020 530 0160

Wetsvoorstel inzake modernisering elektronisch berichtenverkeer Awb

Gepubliceerd op 9 augustus 2019 categorieën 

In de zomer van 2004 werd niet alleen de richtlijn 2000/31/EG omgezet in (vooral) het Burgerlijk Wetboek, maar ook werd aan de Algemene Wet Bestuursrecht een nieuwe afdeling toegevoegd over elektronisch bestuurlijk verkeer. In onderstaande gastblog worden de belangrijkste voorgestelde wijzigingen besproken.



Gastblog : mr. Cees Zwinkels

MPC, ICT- en Contractenjurist 

info@ceeszwinkels.com

 

 

Wijziging van de Algemene wet bestuursrecht in verband met de herziening van afdeling 2.3 van die wet (Wet Modernisering elektronisch bestuurlijk verkeer)

 

 

Verzending door een bestuursorgaan

Uitgangspunt in artikel 2:8 Awb (Wetsontwerp 35261) is dat een bestuursorgaan een elektronisch bericht kan verzenden voor zover geadresseerde heeft aangegeven dat hij voldoende bereikbaar is langs deze weg.

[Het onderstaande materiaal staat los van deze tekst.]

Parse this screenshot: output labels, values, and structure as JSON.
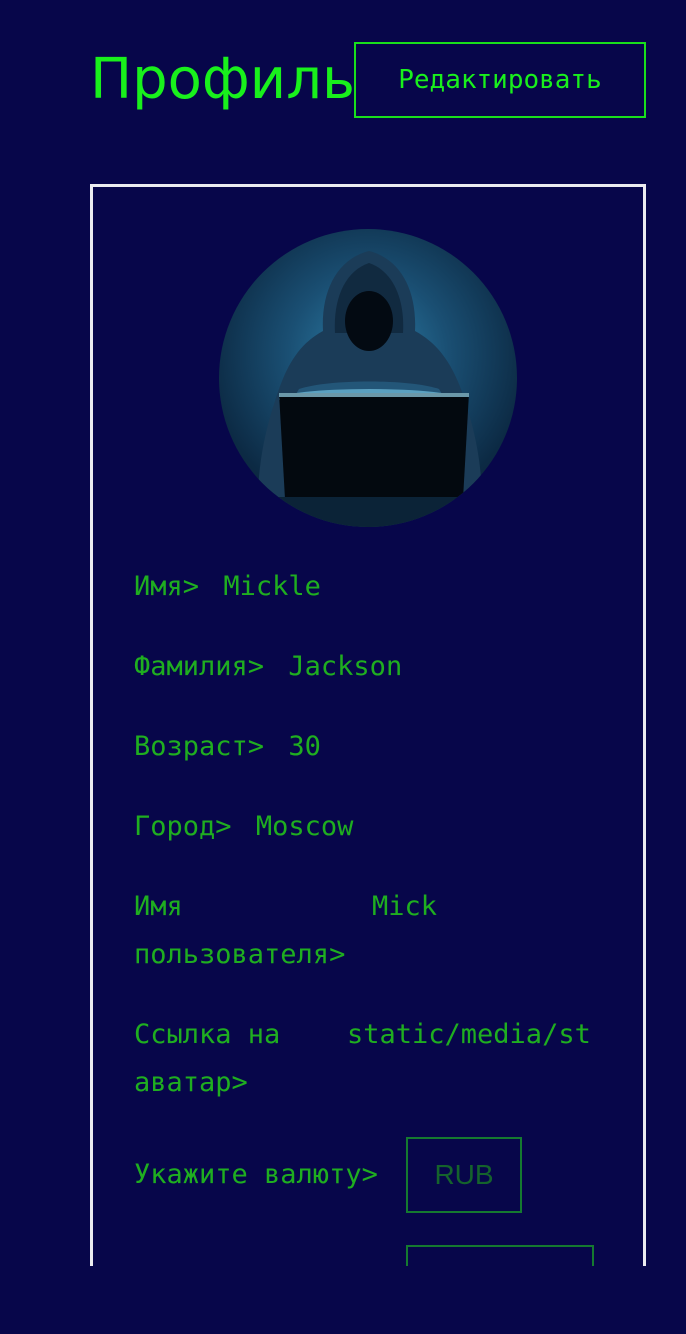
{
  "header": {
    "title": "Профиль",
    "edit_label": "Редактировать"
  },
  "profile": {
    "first_name": {
      "label": "Имя>",
      "value": "Mickle"
    },
    "last_name": {
      "label": "Фамилия>",
      "value": "Jackson"
    },
    "age": {
      "label": "Возраст>",
      "value": "30"
    },
    "city": {
      "label": "Город>",
      "value": "Moscow"
    },
    "username": {
      "label": "Имя\nпользователя>",
      "value": "Mick"
    },
    "avatar_link": {
      "label": "Ссылка на\nаватар>",
      "value": "static/media/st"
    }
  },
  "currency": {
    "label": "Укажите валюту>",
    "placeholder": "RUB"
  },
  "colors": {
    "background": "#07064a",
    "accent": "#19f01c",
    "text": "#1fae20",
    "card_border": "#ececf0",
    "input_border": "#157a30"
  },
  "icons": {
    "avatar": "hooded-hacker-with-laptop"
  }
}
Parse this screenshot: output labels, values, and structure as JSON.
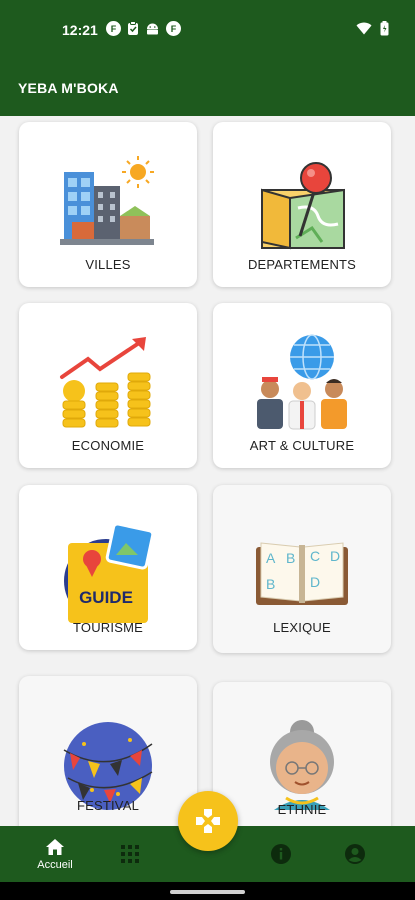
{
  "status_bar": {
    "time": "12:21",
    "left_icons": [
      "f-circle-icon",
      "clipboard-icon",
      "android-icon",
      "f-circle-icon"
    ],
    "right_icons": [
      "wifi-icon",
      "battery-icon"
    ]
  },
  "app_bar": {
    "title": "YEBA M'BOKA"
  },
  "cards": [
    {
      "label": "VILLES",
      "icon": "city-icon"
    },
    {
      "label": "DEPARTEMENTS",
      "icon": "map-pin-icon"
    },
    {
      "label": "ECONOMIE",
      "icon": "coins-growth-icon"
    },
    {
      "label": "ART & CULTURE",
      "icon": "people-globe-icon"
    },
    {
      "label": "TOURISME",
      "icon": "guide-book-icon"
    },
    {
      "label": "LEXIQUE",
      "icon": "alphabet-book-icon"
    },
    {
      "label": "FESTIVAL",
      "icon": "festival-bunting-icon"
    },
    {
      "label": "ETHNIE",
      "icon": "elder-woman-icon"
    }
  ],
  "fab": {
    "icon": "gamepad-icon"
  },
  "bottom_nav": [
    {
      "label": "Accueil",
      "icon": "home-icon",
      "active": true
    },
    {
      "label": "",
      "icon": "grid-icon"
    },
    {
      "label": "",
      "icon": "info-icon"
    },
    {
      "label": "",
      "icon": "account-icon"
    }
  ],
  "colors": {
    "primary": "#1e5a1e",
    "accent": "#f6c21b",
    "background": "#f2f2f2"
  }
}
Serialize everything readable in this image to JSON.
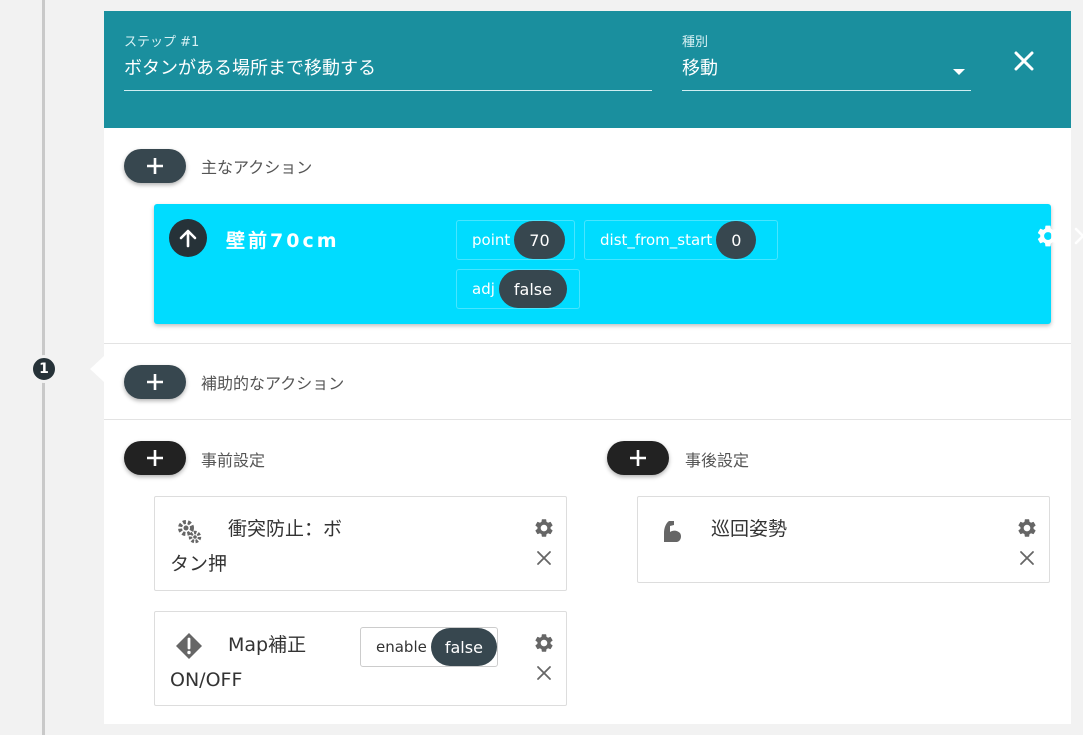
{
  "step": {
    "number": "1",
    "header": {
      "title_label": "ステップ #1",
      "title_value": "ボタンがある場所まで移動する",
      "type_label": "種別",
      "type_value": "移動"
    }
  },
  "main_actions": {
    "label": "主なアクション",
    "items": [
      {
        "icon": "arrow-up-icon",
        "title": "壁前70cm",
        "params": [
          {
            "name": "point",
            "value": "70"
          },
          {
            "name": "dist_from_start",
            "value": "0"
          },
          {
            "name": "adj",
            "value": "false"
          }
        ]
      }
    ]
  },
  "sub_actions": {
    "label": "補助的なアクション"
  },
  "pre_settings": {
    "label": "事前設定",
    "items": [
      {
        "icon": "gears-icon",
        "title_line1": "衝突防止：ボ",
        "title_line2": "タン押"
      },
      {
        "icon": "warning-diamond-icon",
        "title_line1": "Map補正",
        "title_line2": "ON/OFF",
        "param": {
          "name": "enable",
          "value": "false"
        }
      }
    ]
  },
  "post_settings": {
    "label": "事後設定",
    "items": [
      {
        "icon": "arm-flex-icon",
        "title_line1": "巡回姿勢"
      }
    ]
  },
  "colors": {
    "header_bg": "#1a8f9e",
    "main_action_bg": "#00dcff",
    "chip_bg": "#37474f"
  }
}
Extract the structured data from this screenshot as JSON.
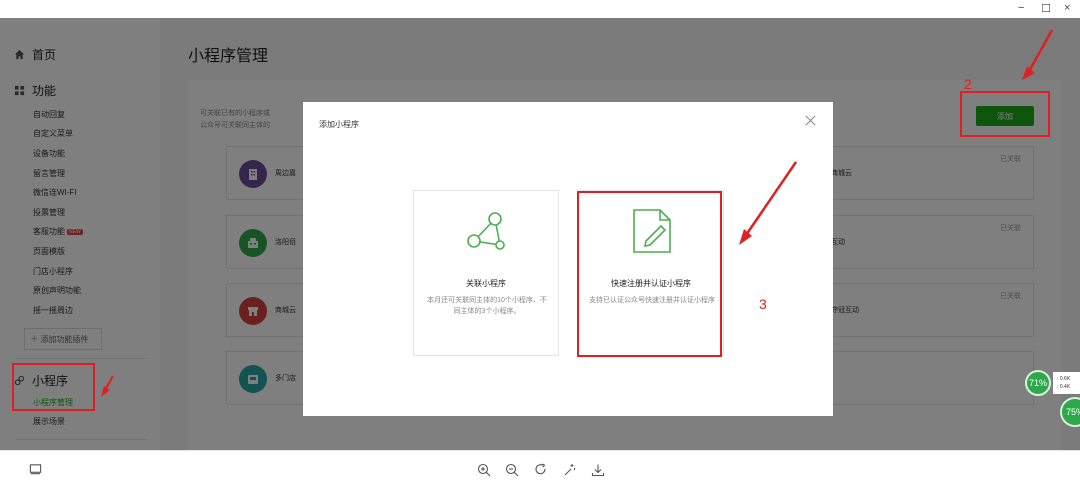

In de Awb zal ook in de toekomst niet genormeerd worden in welke situaties elektronisch verkeer verplicht is. In de specifieke en sectorale wet- en regelgeving dient de normering voor het elektronisch berichtenverkeer te worden geregeld. Een bekend voorbeeld is het verplicht stellen van digitaal verkeer tussen de belastingplichtige en de Belastingdienst vanaf 2018.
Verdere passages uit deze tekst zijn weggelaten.